51. The clinical significance of the Modic changes grading score
Peter Udby, Signe Elmose, Mikkel Østerheden Andersen, Leah Carreon
Spine Unit, Department of Orthopedic Surgery, Zealand University Hospital, Roskilde, Denmark; Spine Surgery and Research, Spine Center of Southern Denmark, Lillebaelt Hospital, Middelfart, Denmark

Background: MC is present in up to 50% of all chronic low back pain patients. A grading score for MC has been previously proposed, but the association between the extent of MC involvement in the vertebral body, or MC grade and patient-reported outcomes (PRO) has not been investigated.
Aim: To evaluate the clinical significance and inter- observer reliability of the MC grading score in patients with low back pain and MC
Materials and Methods: MRI-scans from patients who had a discectomy registered in the Danish national spine register, DaneSpine, were reviewed. Based on the MRI findings the patients were divided into two groups: +MC and -MC. The MRI of patients +MC were graded using the MC grading score from A-C. All MRIs were reviewed by two physicians to evaluate the intra- and inter-reliability of the MC grading score. The association between MC grade and disability as measured by ODI and EQ-5D was analyzed by t-test.
Results: In total 300 patients were included, of these 150 had MC- 73 patients with MC-1 and 77 patients with MC-2. Of the +MC group, 34% had Grade A changes, 45% Grade B, and 21% Grade C. A scatter-plot showed that some patients with Grade B had worse PROs than some patients with grade C. Thus, patients were stratified into Grade A vs Grade B-C. A statistically significant higher percentage of patients with MC-1 had grade B-C changes compared to patients with MC-2 (p<0.001). Grade B-C changes were significantly associated with a worse preoperative ODI-score, 44 vs. 52 (p=0.02) and EQ-5D 0.46 vs. 0.26 (p=0.05) compared to Grade A. The intra- and inter-reliability of the MC grading score demonstrated substantial reliability, Intra Kappa=0.73, and Inter Kappa=0.64.

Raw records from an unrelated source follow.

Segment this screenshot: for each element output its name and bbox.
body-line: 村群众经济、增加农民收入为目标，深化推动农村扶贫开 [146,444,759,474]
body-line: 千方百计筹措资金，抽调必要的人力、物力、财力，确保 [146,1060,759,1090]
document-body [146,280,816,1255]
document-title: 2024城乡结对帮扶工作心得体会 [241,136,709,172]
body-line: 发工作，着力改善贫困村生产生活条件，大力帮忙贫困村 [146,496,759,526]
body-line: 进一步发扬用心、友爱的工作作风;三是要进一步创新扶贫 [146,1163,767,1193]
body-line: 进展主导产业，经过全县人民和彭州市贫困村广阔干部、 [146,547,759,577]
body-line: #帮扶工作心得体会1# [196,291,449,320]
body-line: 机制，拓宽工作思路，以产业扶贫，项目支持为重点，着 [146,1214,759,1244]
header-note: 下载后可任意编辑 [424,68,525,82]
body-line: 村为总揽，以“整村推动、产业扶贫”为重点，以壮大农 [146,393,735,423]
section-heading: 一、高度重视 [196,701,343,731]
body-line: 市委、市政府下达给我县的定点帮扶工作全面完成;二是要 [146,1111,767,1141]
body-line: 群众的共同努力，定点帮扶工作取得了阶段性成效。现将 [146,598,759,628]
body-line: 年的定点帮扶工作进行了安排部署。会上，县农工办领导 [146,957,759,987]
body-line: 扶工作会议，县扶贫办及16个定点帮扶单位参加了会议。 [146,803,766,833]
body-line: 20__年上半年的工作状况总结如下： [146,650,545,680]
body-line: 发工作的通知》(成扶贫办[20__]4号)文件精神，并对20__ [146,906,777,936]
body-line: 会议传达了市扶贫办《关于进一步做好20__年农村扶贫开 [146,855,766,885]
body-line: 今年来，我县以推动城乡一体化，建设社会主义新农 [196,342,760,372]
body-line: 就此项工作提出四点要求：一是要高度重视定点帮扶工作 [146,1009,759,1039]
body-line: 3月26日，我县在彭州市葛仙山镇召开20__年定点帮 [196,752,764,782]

Interpretation / Conclusion: The current study found a significant difference in the vertical extent of MC between MC-1 and MC-2. An increased vertical extent of the intervertebral MC was significantly associated with worse preoperative PROs. The reliability for the grading score was substantial for both intra- and interobserver reliability in a clinically relevant population. We suggest that further studies on degenerative spine changes include a description of the vertebral extent of MC as an MC grading score.